Das sind Erfolgsgeschichten, die neue Motivation geben, auf dem eingeschlagenen Weg weiterzumarschieren, obwohl es auch zahlreiche Nackenschläge gibt. So steht die Finanzierung der Auszubildenden alljährlich auf tönernen Füßen. „Wir arbeiten rein spendenbasiert. Da ist es oft bis Jahresende nicht klar, ob wir unsere Unterstützung für das kommende Jahr in vollem Umfang aufrechterhalten können“, berichtet Dohrenbusch. „Vor zwei Jahren ist unser Budget geplatzt, weil sich der Wechselkurs zwischen Euro und Kenia-Schilling verschlechtert hatte. Plötzlich gab es für einen Euro nur noch 130 Kenia-Schillinge anstatt wie bis damals 175.“ Bei einem Jahresetat von rund 20.000 Euro ein herber Verlust. Das wurde aber überwunden. Dank der Spenden werden auch in diesem Jahr 28 Stipendiaten unterstützt, um ihnen eine Ausbildung zu ermöglichen.
Zur Feier des zehnjährigen Bestehens von Apamoyo sind einige Veranstaltungen geplant.
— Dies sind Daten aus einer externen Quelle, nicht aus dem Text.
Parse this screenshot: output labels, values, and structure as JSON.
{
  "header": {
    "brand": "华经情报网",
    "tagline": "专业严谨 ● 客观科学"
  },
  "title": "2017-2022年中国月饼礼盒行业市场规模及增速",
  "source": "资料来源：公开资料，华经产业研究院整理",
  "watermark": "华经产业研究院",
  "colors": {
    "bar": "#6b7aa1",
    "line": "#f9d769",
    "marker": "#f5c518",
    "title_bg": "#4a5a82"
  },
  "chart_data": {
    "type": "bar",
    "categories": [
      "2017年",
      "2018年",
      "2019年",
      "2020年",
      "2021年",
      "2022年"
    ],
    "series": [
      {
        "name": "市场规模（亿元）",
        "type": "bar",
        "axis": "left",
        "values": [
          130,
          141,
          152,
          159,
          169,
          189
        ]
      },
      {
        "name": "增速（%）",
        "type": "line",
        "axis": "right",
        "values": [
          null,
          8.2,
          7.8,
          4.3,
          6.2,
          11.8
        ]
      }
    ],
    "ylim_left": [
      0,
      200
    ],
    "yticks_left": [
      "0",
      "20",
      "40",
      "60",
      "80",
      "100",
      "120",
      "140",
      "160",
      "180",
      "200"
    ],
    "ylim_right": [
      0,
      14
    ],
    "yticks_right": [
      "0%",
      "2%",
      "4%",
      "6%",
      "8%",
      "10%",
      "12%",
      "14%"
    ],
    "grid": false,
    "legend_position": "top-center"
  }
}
Am 30. April führt die Carl-Sonnenschein-Grundschule einen Spendenlauf durch. Ein Drittel des Erlöses geht an Apamoyo. Am 18. Mai gibt es in der Zicke ein Charity-Dinner. Der 29. August ist für das Sommerfest reserviert. Und erstmals führt Wim Dohrenbusch während einer Sponsorenreise (17. bis 31. Oktober) nach Kenia die Geldgeber dann zu den Menschen, die Apamoyo unterstützt.